Thick vines hung down the walls of the crater. And when Evan turned to look behind him, the Shattered City stretched as far as the eye could see. Advancing toward them was a sloth-bear.
“Hey, pal!” the bear said.
“Gordon?!” Evan exclaimed.
“The one and only! Quite a shindig back there, wasn’t it?”
“I’m so glad it’s really you!” Evan said. “The evil version of you has been following Niyati and me ever since we were in Hell.”
“Well, I got news for you. We’re still in Hell, pal. But it is in fact me and not the psychopath.” He gave Evan a bear-hug.

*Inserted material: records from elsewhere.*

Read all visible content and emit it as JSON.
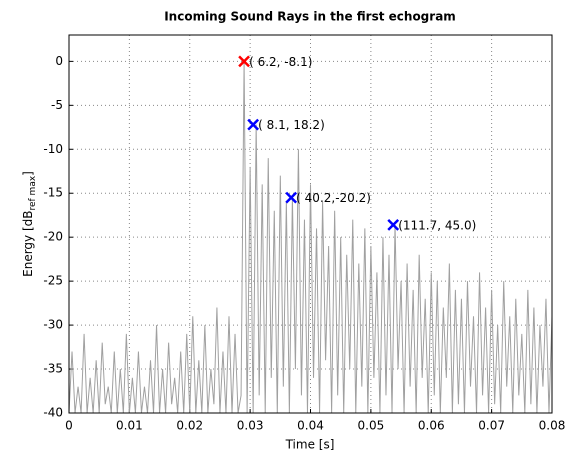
{
  "chart_data": {
    "type": "line",
    "title": "Incoming Sound Rays in the first echogram",
    "xlabel": "Time [s]",
    "ylabel": {
      "text": "Energy [dB",
      "sub": "ref max",
      "end": "]"
    },
    "xlim": [
      0,
      0.08
    ],
    "xticks": [
      0,
      0.01,
      0.02,
      0.03,
      0.04,
      0.05,
      0.06,
      0.07,
      0.08
    ],
    "ylim": [
      -40,
      3
    ],
    "yticks": [
      -40,
      -35,
      -30,
      -25,
      -20,
      -15,
      -10,
      -5,
      0
    ],
    "grid": true,
    "series": [
      {
        "color": "#a0a0a0",
        "x": [
          0,
          0.0005,
          0.001,
          0.0015,
          0.002,
          0.0025,
          0.003,
          0.0035,
          0.004,
          0.0045,
          0.005,
          0.0055,
          0.006,
          0.0065,
          0.007,
          0.0075,
          0.008,
          0.0085,
          0.009,
          0.0095,
          0.01,
          0.0105,
          0.011,
          0.0115,
          0.012,
          0.0125,
          0.013,
          0.0135,
          0.014,
          0.0145,
          0.015,
          0.0155,
          0.016,
          0.0165,
          0.017,
          0.0175,
          0.018,
          0.0185,
          0.019,
          0.0195,
          0.02,
          0.0205,
          0.021,
          0.0215,
          0.022,
          0.0225,
          0.023,
          0.0235,
          0.024,
          0.0245,
          0.025,
          0.0255,
          0.026,
          0.0265,
          0.027,
          0.0275,
          0.028,
          0.0285,
          0.029,
          0.0295,
          0.03,
          0.0305,
          0.031,
          0.0315,
          0.032,
          0.0325,
          0.033,
          0.0335,
          0.034,
          0.0345,
          0.035,
          0.0355,
          0.036,
          0.0365,
          0.037,
          0.0375,
          0.038,
          0.0385,
          0.039,
          0.0395,
          0.04,
          0.0405,
          0.041,
          0.0415,
          0.042,
          0.0425,
          0.043,
          0.0435,
          0.044,
          0.0445,
          0.045,
          0.0455,
          0.046,
          0.0465,
          0.047,
          0.0475,
          0.048,
          0.0485,
          0.049,
          0.0495,
          0.05,
          0.0505,
          0.051,
          0.0515,
          0.052,
          0.0525,
          0.053,
          0.0535,
          0.054,
          0.0545,
          0.055,
          0.0555,
          0.056,
          0.0565,
          0.057,
          0.0575,
          0.058,
          0.0585,
          0.059,
          0.0595,
          0.06,
          0.0605,
          0.061,
          0.0615,
          0.062,
          0.0625,
          0.063,
          0.0635,
          0.064,
          0.0645,
          0.065,
          0.0655,
          0.066,
          0.0665,
          0.067,
          0.0675,
          0.068,
          0.0685,
          0.069,
          0.0695,
          0.07,
          0.0705,
          0.071,
          0.0715,
          0.072,
          0.0725,
          0.073,
          0.0735,
          0.074,
          0.0745,
          0.075,
          0.0755,
          0.076,
          0.0765,
          0.077,
          0.0775,
          0.078,
          0.0785,
          0.079,
          0.0795,
          0.08
        ],
        "values": [
          -40,
          -33,
          -40,
          -37,
          -40,
          -31,
          -40,
          -36,
          -40,
          -34,
          -40,
          -32,
          -39,
          -37,
          -40,
          -33,
          -40,
          -35,
          -40,
          -31,
          -40,
          -36,
          -40,
          -33,
          -40,
          -37,
          -40,
          -34,
          -40,
          -30,
          -40,
          -35,
          -40,
          -32,
          -39,
          -36,
          -40,
          -33,
          -40,
          -31,
          -40,
          -29,
          -40,
          -34,
          -40,
          -30,
          -40,
          -35,
          -39,
          -28,
          -40,
          -33,
          -40,
          -29,
          -40,
          -31,
          -40,
          -38,
          0,
          -40,
          -12,
          -40,
          -7.2,
          -38,
          -14,
          -40,
          -11,
          -36,
          -17,
          -40,
          -13,
          -37,
          -16,
          -40,
          -15.5,
          -35,
          -10,
          -38,
          -18,
          -40,
          -14,
          -36,
          -19,
          -40,
          -16,
          -34,
          -21,
          -40,
          -17,
          -38,
          -20,
          -40,
          -22,
          -35,
          -18,
          -40,
          -23,
          -37,
          -19,
          -40,
          -21,
          -36,
          -24,
          -40,
          -20,
          -38,
          -22,
          -40,
          -18.6,
          -35,
          -25,
          -40,
          -23,
          -37,
          -26,
          -40,
          -22,
          -36,
          -27,
          -40,
          -24,
          -38,
          -25,
          -40,
          -28,
          -36,
          -23,
          -40,
          -26,
          -39,
          -27,
          -40,
          -25,
          -37,
          -29,
          -40,
          -24,
          -38,
          -28,
          -40,
          -26,
          -39,
          -30,
          -40,
          -25,
          -37,
          -29,
          -40,
          -27,
          -38,
          -31,
          -40,
          -26,
          -39,
          -28,
          -40,
          -30,
          -37,
          -27,
          -40,
          -29
        ]
      }
    ],
    "markers": [
      {
        "x": 0.029,
        "y": 0,
        "color": "#ff0000",
        "label": "( 6.2, -8.1)"
      },
      {
        "x": 0.0305,
        "y": -7.2,
        "color": "#0000ff",
        "label": "( 8.1, 18.2)"
      },
      {
        "x": 0.0368,
        "y": -15.5,
        "color": "#0000ff",
        "label": "( 40.2,-20.2)"
      },
      {
        "x": 0.0537,
        "y": -18.6,
        "color": "#0000ff",
        "label": "(111.7, 45.0)"
      }
    ]
  }
}
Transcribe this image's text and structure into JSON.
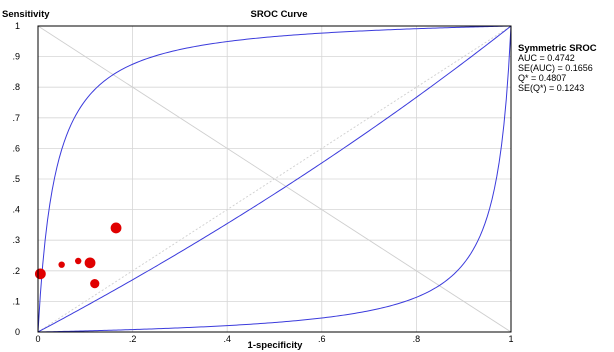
{
  "chart_data": {
    "type": "scatter",
    "title": "SROC Curve",
    "xlabel": "1-specificity",
    "ylabel": "Sensitivity",
    "xlim": [
      0,
      1
    ],
    "ylim": [
      0,
      1
    ],
    "x_ticks": [
      "0",
      ".2",
      ".4",
      ".6",
      ".8",
      "1"
    ],
    "y_ticks": [
      "0",
      ".1",
      ".2",
      ".3",
      ".4",
      ".5",
      ".6",
      ".7",
      ".8",
      ".9",
      "1"
    ],
    "grid": true,
    "legend": {
      "title": "Symmetric SROC",
      "lines": [
        "AUC = 0.4742",
        "SE(AUC) = 0.1656",
        "Q* = 0.4807",
        "SE(Q*) = 0.1243"
      ],
      "placement": "right"
    },
    "points": [
      {
        "x": 0.005,
        "y": 0.19,
        "weight": "large"
      },
      {
        "x": 0.05,
        "y": 0.22,
        "weight": "small"
      },
      {
        "x": 0.085,
        "y": 0.232,
        "weight": "small"
      },
      {
        "x": 0.11,
        "y": 0.226,
        "weight": "large"
      },
      {
        "x": 0.12,
        "y": 0.158,
        "weight": "medium"
      },
      {
        "x": 0.165,
        "y": 0.34,
        "weight": "large"
      }
    ],
    "curves": {
      "color": "#3b3bdc",
      "sroc_dor": 0.823,
      "upper_band_dor": 28,
      "lower_band_dor": 0.032
    },
    "colors": {
      "points": "#e00000",
      "curve": "#3b3bdc",
      "grid": "#d6d6d6",
      "reference": "#cfcfcf"
    }
  }
}
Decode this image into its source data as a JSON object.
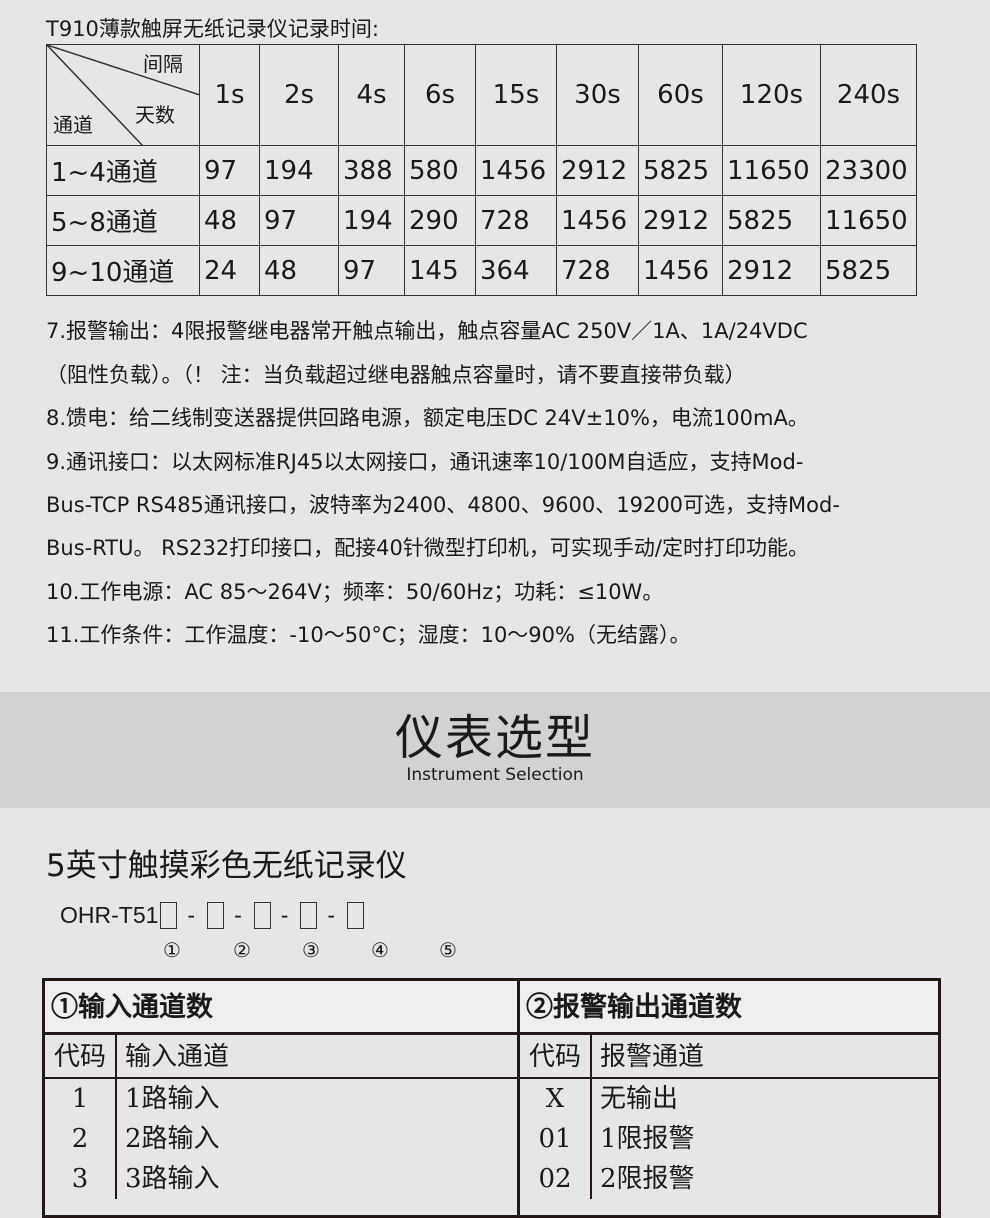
{
  "record_table": {
    "title": "T910薄款触屏无纸记录仪记录时间:",
    "corner": {
      "interval": "间隔",
      "days": "天数",
      "channel": "通道"
    },
    "intervals": [
      "1s",
      "2s",
      "4s",
      "6s",
      "15s",
      "30s",
      "60s",
      "120s",
      "240s"
    ],
    "rows": [
      {
        "label": "1~4通道",
        "values": [
          "97",
          "194",
          "388",
          "580",
          "1456",
          "2912",
          "5825",
          "11650",
          "23300"
        ]
      },
      {
        "label": "5~8通道",
        "values": [
          "48",
          "97",
          "194",
          "290",
          "728",
          "1456",
          "2912",
          "5825",
          "11650"
        ]
      },
      {
        "label": "9~10通道",
        "values": [
          "24",
          "48",
          "97",
          "145",
          "364",
          "728",
          "1456",
          "2912",
          "5825"
        ]
      }
    ]
  },
  "paragraphs": [
    "7.报警输出：4限报警继电器常开触点输出，触点容量AC 250V／1A、1A/24VDC",
    "（阻性负载）。（！ 注：当负载超过继电器触点容量时，请不要直接带负载）",
    "8.馈电：给二线制变送器提供回路电源，额定电压DC 24V±10%，电流100mA。",
    "9.通讯接口：以太网标准RJ45以太网接口，通讯速率10/100M自适应，支持Mod-",
    "Bus-TCP RS485通讯接口，波特率为2400、4800、9600、19200可选，支持Mod-",
    "Bus-RTU。 RS232打印接口，配接40针微型打印机，可实现手动/定时打印功能。",
    "10.工作电源：AC 85～264V；频率：50/60Hz；功耗：≤10W。",
    "11.工作条件：工作温度：-10～50°C；湿度：10～90%（无结露）。"
  ],
  "section": {
    "title_cn": "仪表选型",
    "title_en": "Instrument Selection"
  },
  "product": {
    "title": "5英寸触摸彩色无纸记录仪",
    "model_prefix": "OHR-T51",
    "dash": "-",
    "markers": [
      "①",
      "②",
      "③",
      "④",
      "⑤"
    ]
  },
  "selection": [
    {
      "header": "①输入通道数",
      "col_code": "代码",
      "col_desc": "输入通道",
      "rows": [
        [
          "1",
          "1路输入"
        ],
        [
          "2",
          "2路输入"
        ],
        [
          "3",
          "3路输入"
        ]
      ]
    },
    {
      "header": "②报警输出通道数",
      "col_code": "代码",
      "col_desc": "报警通道",
      "rows": [
        [
          "X",
          "无输出"
        ],
        [
          "01",
          "1限报警"
        ],
        [
          "02",
          "2限报警"
        ]
      ]
    }
  ]
}
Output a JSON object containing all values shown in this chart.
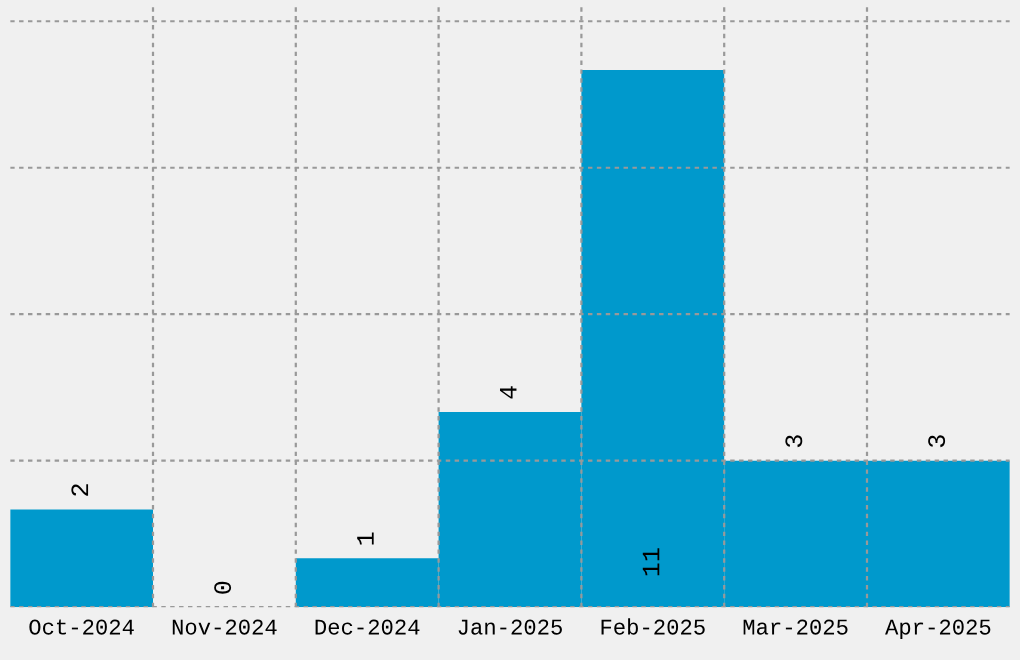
{
  "chart_data": {
    "type": "bar",
    "categories": [
      "Oct-2024",
      "Nov-2024",
      "Dec-2024",
      "Jan-2025",
      "Feb-2025",
      "Mar-2025",
      "Apr-2025"
    ],
    "values": [
      2,
      0,
      1,
      4,
      11,
      3,
      3
    ],
    "color": "#0099cc",
    "data_labels": true,
    "ylim": [
      0,
      12.3
    ],
    "yticks": [
      {
        "value": 0,
        "label": null
      },
      {
        "value": 3,
        "label": null
      },
      {
        "value": 6,
        "label": null
      },
      {
        "value": 9,
        "label": null
      },
      {
        "value": 12,
        "label": null
      }
    ],
    "tick_labels": "x",
    "grid": true
  }
}
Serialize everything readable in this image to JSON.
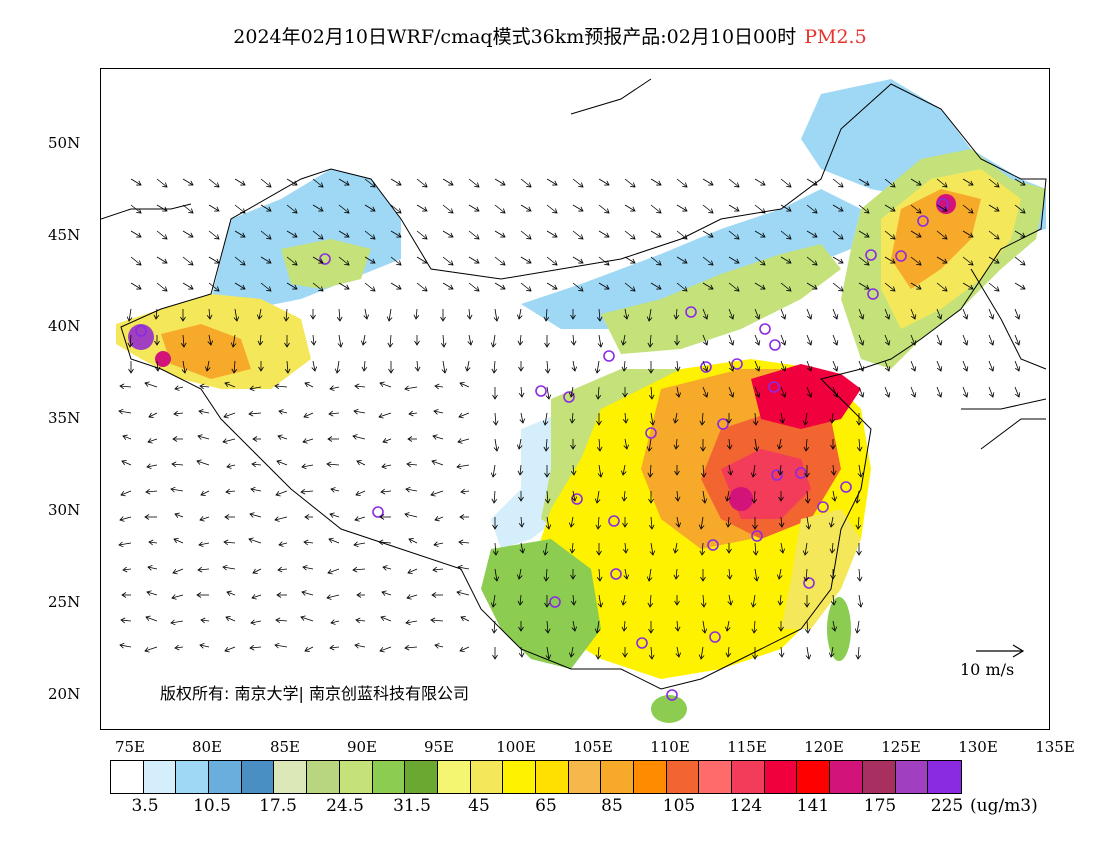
{
  "title": {
    "main": "2024年02月10日WRF/cmaq模式36km预报产品:02月10日00时",
    "pollutant": "PM2.5",
    "pollutant_color": "#e8322d"
  },
  "axes": {
    "lat_labels": [
      "50N",
      "45N",
      "40N",
      "35N",
      "30N",
      "25N",
      "20N"
    ],
    "lon_labels": [
      "75E",
      "80E",
      "85E",
      "90E",
      "95E",
      "100E",
      "105E",
      "110E",
      "115E",
      "120E",
      "125E",
      "130E",
      "135E"
    ]
  },
  "copyright": "版权所有: 南京大学| 南京创蓝科技有限公司",
  "wind_reference": "10 m/s",
  "legend": {
    "unit": "(ug/m3)",
    "labels": [
      "3.5",
      "10.5",
      "17.5",
      "24.5",
      "31.5",
      "45",
      "65",
      "85",
      "105",
      "124",
      "141",
      "175",
      "225"
    ],
    "colors": [
      "#ffffff",
      "#d4eefb",
      "#9ed8f5",
      "#6aaedd",
      "#4a8fc4",
      "#dde8b8",
      "#b8d680",
      "#c4e17a",
      "#8ccc50",
      "#6aa832",
      "#f4f672",
      "#f4e85a",
      "#fff200",
      "#ffe000",
      "#f6b84a",
      "#f7a92a",
      "#ff8c00",
      "#f26430",
      "#ff6a6a",
      "#f23c5a",
      "#f0003c",
      "#ff0000",
      "#d2147a",
      "#a83060",
      "#a040c0",
      "#8a2be2"
    ]
  },
  "site_markers_color": "#8a2be2"
}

“Did you hear that, Niyati?!” Evan said. But when he turned, Niyati was gone, as was the crater’s vine-clad wall. He and Gordon were now standing in the middle of the Shattered City.
Evan panicked. “Niyati?! Where are you?!—And how did we get to the middle of the crater so fast?!”
A black panther climbed a heap of rubble and addressed them both in the librarian’s voice. “As Pascal says: Nature is an infinite sphere whose center is everywhere, and whose circumference is nowhere.”
“What’s that supposed to mean?” Evan asked.
“It means,” the librarian said, “that you have reached your destination. Come, Mowgli, your Destiny awaits!”